The Chinese call them Hanzi (and in Mandarin, it sounds a bit more like 
hanzu or hanze), not that this matters for the number of Chinese 
characters, though.

> This is far from the full number of characters that have ever been
> used (50-70,000 comes to mind as an estimate I've heard),

I was taught a number of about 50000 Hanzi, stemming from a dictionary 
in which Chinese scholars had aimed to document the evolution of 
characters and list any character ever in use. From that I have always 
assumed that this meant that a large number of those characters would 
have been "previous versions" of characters still in use today, rather 
than abandoned "stand-alone" characters. This would mean that the actual 
number of characters (as opposed to derivatives) is far lower. In any 
event it means that there is no need to have all of them encoded in the 
Unicode standard, unless of course some Chinese scholars want to 
recreate an electronic version of the dictionary which aims to list 
every form of Hanzi there has ever been. In which case it would probably 
make more sense to simply list the non-Unicoded ones as graphics, not as 
fonts.

>  and new ones are being invented all the time.
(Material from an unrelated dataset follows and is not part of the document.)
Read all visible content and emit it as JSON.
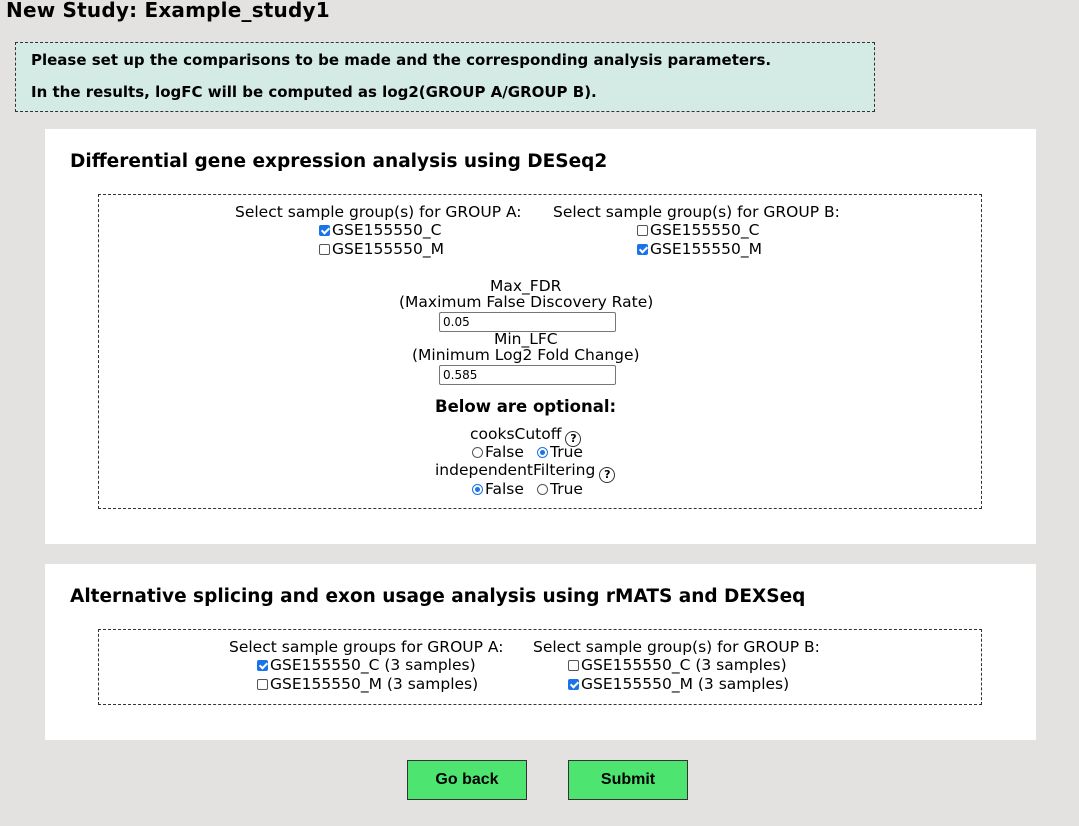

I don't think there are that many new characters being invented. In fact 
writing reforms in China and Japan has aimed to cut down on the number 
of characters. That's why you have simplified Chinese (used in Mainland 
China) and traditional Chinese (used in Hong Kong and Taiwan) character 
sets, which ironically, from a Unicode standard point to view has 
increased the number of characters that need to be encoded.
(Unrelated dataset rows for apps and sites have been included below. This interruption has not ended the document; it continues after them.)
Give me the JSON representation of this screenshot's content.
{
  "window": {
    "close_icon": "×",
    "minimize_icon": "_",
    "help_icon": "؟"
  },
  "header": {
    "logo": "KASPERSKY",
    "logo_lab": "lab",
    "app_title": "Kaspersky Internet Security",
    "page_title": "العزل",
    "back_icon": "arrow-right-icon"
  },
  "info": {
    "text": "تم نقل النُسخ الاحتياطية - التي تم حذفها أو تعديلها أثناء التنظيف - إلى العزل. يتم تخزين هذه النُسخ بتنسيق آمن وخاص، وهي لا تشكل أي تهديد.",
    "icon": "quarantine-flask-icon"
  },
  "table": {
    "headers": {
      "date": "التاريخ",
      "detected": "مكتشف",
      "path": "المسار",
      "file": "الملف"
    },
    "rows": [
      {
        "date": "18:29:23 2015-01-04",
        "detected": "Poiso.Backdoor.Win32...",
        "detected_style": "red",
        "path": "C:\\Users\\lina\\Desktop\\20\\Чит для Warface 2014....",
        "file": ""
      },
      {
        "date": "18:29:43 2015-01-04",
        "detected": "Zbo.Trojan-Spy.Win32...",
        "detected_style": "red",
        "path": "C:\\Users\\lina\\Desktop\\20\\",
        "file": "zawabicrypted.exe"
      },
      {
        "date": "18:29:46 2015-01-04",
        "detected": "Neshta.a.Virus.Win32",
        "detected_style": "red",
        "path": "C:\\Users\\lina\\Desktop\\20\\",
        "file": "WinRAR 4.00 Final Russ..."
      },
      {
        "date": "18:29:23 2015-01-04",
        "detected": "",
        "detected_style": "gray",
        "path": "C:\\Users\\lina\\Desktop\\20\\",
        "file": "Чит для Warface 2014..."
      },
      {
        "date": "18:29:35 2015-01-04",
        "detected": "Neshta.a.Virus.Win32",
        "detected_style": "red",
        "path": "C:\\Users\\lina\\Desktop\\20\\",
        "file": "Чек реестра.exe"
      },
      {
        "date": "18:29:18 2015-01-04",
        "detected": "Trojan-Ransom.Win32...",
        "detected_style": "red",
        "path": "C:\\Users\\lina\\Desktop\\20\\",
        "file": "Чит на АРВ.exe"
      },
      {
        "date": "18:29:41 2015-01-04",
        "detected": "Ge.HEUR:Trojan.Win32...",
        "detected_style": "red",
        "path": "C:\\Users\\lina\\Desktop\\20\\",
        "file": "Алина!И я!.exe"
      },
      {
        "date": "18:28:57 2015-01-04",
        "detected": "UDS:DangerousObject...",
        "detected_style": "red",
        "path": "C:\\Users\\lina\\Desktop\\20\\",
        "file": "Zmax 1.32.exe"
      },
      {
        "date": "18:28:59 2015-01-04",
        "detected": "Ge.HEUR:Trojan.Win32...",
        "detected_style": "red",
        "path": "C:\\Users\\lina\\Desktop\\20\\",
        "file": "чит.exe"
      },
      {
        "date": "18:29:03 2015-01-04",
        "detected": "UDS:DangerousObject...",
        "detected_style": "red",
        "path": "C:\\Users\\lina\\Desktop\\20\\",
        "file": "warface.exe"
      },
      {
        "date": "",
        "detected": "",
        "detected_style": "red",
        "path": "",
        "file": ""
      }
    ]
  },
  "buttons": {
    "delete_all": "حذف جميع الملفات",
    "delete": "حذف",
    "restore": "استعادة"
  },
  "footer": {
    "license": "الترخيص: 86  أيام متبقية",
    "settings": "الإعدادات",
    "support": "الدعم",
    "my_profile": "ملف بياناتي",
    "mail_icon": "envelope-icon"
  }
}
For example the character for spirit "Ki" has three different 
representations, one simplified, one traditional and a Japanese version. 
 From a Unicode point of view those are three different characters, but 
they are actually one:

Traditional Chinese "Qi" : 氣
Japanese "Ki" : 気
Simplified Chinese "qi" : 气
(PS: You need all thee coding systems and fonts installed to see the 
characters)

> But many of these are used rarely or not at all. For most circumstances,
> 10,000 kanji is adequate.

Absolutely, for most circumstances 4000-5000 Kanji is adequate. 
Simplified Chinese will require fewer, Traditional Chinese will require 
more, but fewer than 10000 will be adequate. I guess that the number 
20000 plus the 6500 additionals you quoted stems from replication 
because there are three writing systems (or actually four as the Koreans 
also use them alongside Hangul).

In any event, Unicode is definitely good news for everyone who has to 
deal with non-Roman writing systems. Well, that is if vendors actually 
make use of it, some seem fearful ...

http://www.theregister.co.uk/content/39/25742.html

regards
benjamin
Received on Thu Jun 20 10:42:43 2002